I'm going to assume that the given range of 16.4-19.8 ft/sec is plotted as a bell curve and will have the midpoint (18.1 ft/sec) as ideal and giving diminishing returns down both sides. Please correct me if I'm wrong.

The stroke on my Ranger is 94mm (3.7 inches)
My RPM's at 55 MPH are just over 2K (I'll call it 2050)

Putting those numbers through the PS formula, I get right at 21.0 ft/sec. According to the linked thread this is too high. If 18.1 ft/sec is ideal, then I would need to drop my cruising RPM's down to the 1760ish range. 16.4 ft/sec is around 1600 rpm and 19.8 ft/sec is around 1940 rpm.

If all my assumptions and math are accurate, it looks like I would need to drop to a rear axle gear of 3.55 and keep my slightly oversized tires to run 55 MPH at 1790 rpm.

Any insight or advice would be greatly appreciated.

[aerohead]

Quote:

Originally Posted by hat_man

I'm going to assume that the given range of 16.4-19.8 ft/sec is plotted as a bell curve and will have the midpoint (18.1 ft/sec) as ideal and giving diminishing returns down both sides. Please correct me if I'm wrong.

The stroke on my Ranger is 94mm (3.7 inches)
My RPM's at 55 MPH are just over 2K (I'll call it 2050)

Putting those numbers through the PS formula, I get right at 21.0 ft/sec. According to the linked thread this is too high. If 18.1 ft/sec is ideal, then I would need to drop my cruising RPM's down to the 1760ish range. 16.4 ft/sec is around 1600 rpm and 19.8 ft/sec is around 1940 rpm.

If all my assumptions and math are accurate, it looks like I would need to drop to a rear axle gear of 3.55 and keep my slightly oversized tires to run 55 MPH at 1790 rpm.

Any insight or advice would be greatly appreciated.

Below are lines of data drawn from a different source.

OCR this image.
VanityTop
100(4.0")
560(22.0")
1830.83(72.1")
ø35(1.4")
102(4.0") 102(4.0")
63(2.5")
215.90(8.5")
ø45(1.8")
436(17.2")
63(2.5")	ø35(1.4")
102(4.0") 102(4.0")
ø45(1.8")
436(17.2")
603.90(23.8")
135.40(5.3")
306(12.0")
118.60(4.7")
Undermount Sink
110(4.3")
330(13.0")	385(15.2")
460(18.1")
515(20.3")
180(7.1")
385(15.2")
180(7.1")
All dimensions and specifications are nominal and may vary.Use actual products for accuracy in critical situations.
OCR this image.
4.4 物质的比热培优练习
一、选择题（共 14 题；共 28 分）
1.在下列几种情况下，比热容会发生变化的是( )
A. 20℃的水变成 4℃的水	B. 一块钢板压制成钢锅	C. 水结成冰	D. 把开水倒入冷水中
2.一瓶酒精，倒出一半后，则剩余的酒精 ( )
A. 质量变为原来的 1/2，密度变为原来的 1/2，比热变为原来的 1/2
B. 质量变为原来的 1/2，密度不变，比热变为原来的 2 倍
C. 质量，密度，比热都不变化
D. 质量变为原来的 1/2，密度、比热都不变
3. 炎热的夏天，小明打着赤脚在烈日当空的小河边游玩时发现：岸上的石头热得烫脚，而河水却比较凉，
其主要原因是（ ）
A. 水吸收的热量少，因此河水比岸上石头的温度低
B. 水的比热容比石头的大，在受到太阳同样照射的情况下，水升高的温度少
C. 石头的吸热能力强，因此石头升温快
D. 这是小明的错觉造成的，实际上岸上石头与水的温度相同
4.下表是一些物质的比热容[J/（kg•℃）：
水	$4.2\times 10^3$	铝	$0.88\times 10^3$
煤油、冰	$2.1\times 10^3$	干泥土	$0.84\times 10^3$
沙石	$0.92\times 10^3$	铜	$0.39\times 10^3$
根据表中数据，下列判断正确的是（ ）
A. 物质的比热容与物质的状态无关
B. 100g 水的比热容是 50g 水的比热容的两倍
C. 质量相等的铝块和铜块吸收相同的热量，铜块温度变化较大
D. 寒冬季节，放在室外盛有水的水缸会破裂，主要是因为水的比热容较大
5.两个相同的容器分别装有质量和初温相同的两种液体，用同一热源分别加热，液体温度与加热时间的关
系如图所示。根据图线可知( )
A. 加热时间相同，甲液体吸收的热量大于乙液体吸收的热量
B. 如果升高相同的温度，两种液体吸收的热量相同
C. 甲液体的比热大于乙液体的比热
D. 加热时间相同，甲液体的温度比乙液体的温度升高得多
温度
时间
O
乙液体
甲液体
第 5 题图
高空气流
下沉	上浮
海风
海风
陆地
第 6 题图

I don't believe that it's a purely Gaussian distribution. Some engine parameters vary linearly with rpm, while some geometrically.
So the curve would be 'skewed', just as in aerodynamics / hydrodynamics.
You need the BSFC map. That will tell you where the island of highest efficiency is, and the parameters associated with that island. If you can get the engine to that 'load', at that rpm, your 'ideal' surface-feet-per-minute with the piston rings will be achieved by default.
My grandad's 1961 Dodge D-100 got 11-mpg at 50-mph,and a top-speed of 50-mph, with bias-ply tires, three-on-tree 1:1 transmission, and 4.56:1 rear axle.
By arbitrarily swapping in a 1977 Dodge D-100, 4-speed overdrive, and 3.50 rear axle, plus all-season steel radials, she happened to go to 16-mpg, at 65-mph.
Then the aerodynamics pushed her to 21.5-mpg at 65-mph. Nearly a 'doubling' of her original mileage. And an indicated 100-mph, between White Sands, New Mexico and the missile range.
There was no 'science' involved. It happened to work out as HOT ROD Magazine implied it might. With a lot of $$$$$$$$$$$$$$ I could probably 'optimize' her performance, but that's outside the scale of the project.

[Enki]

Have some somewhat useful anecdotal evidence, despite current condition of my car.

The core engine mods:
Destroked from 2.26 L to 1.99 L
Long custom rods (ratio is 1.92:1 IIRC; I would reduce this to 1.8:1 or so)
High compression pistons (12.3:1)

On the head:
Custom cams, but I don't think they were done properly
Bowl work
Gasket matching and porting on the exhaust side

Others:
Modified stock intake manifold
Tubular exhaust manifold
Larger turbocharger
Larger turboback exhaust
Full E85 for fuel on stock injectors

More info:
The rings that came with the pistons aren't great, and the ringlands might also be damaged due to testing I shouldn't have done for the company that makes the tuning software I use.

Currently, I'm getting better than stock MPG (~25-28) on full E85, while the engine requires two quarts of oil per tank of fuel due to low compression (lots of smoke) so I'm sure it would be even better if I wasn't wasting cylinder pressure.

I think the compression ratio is what really gets the most bang for the buck as far as MPG goes, but if your only choice is to build the engine around the gearing for your transmission and the driving you do, I think you *can* optimize your rod ratio to hit the sweet spot of BMEP VS RPM that way (combined with other mods, of course). Kind of an expensive way to do it, but seems at least feasible.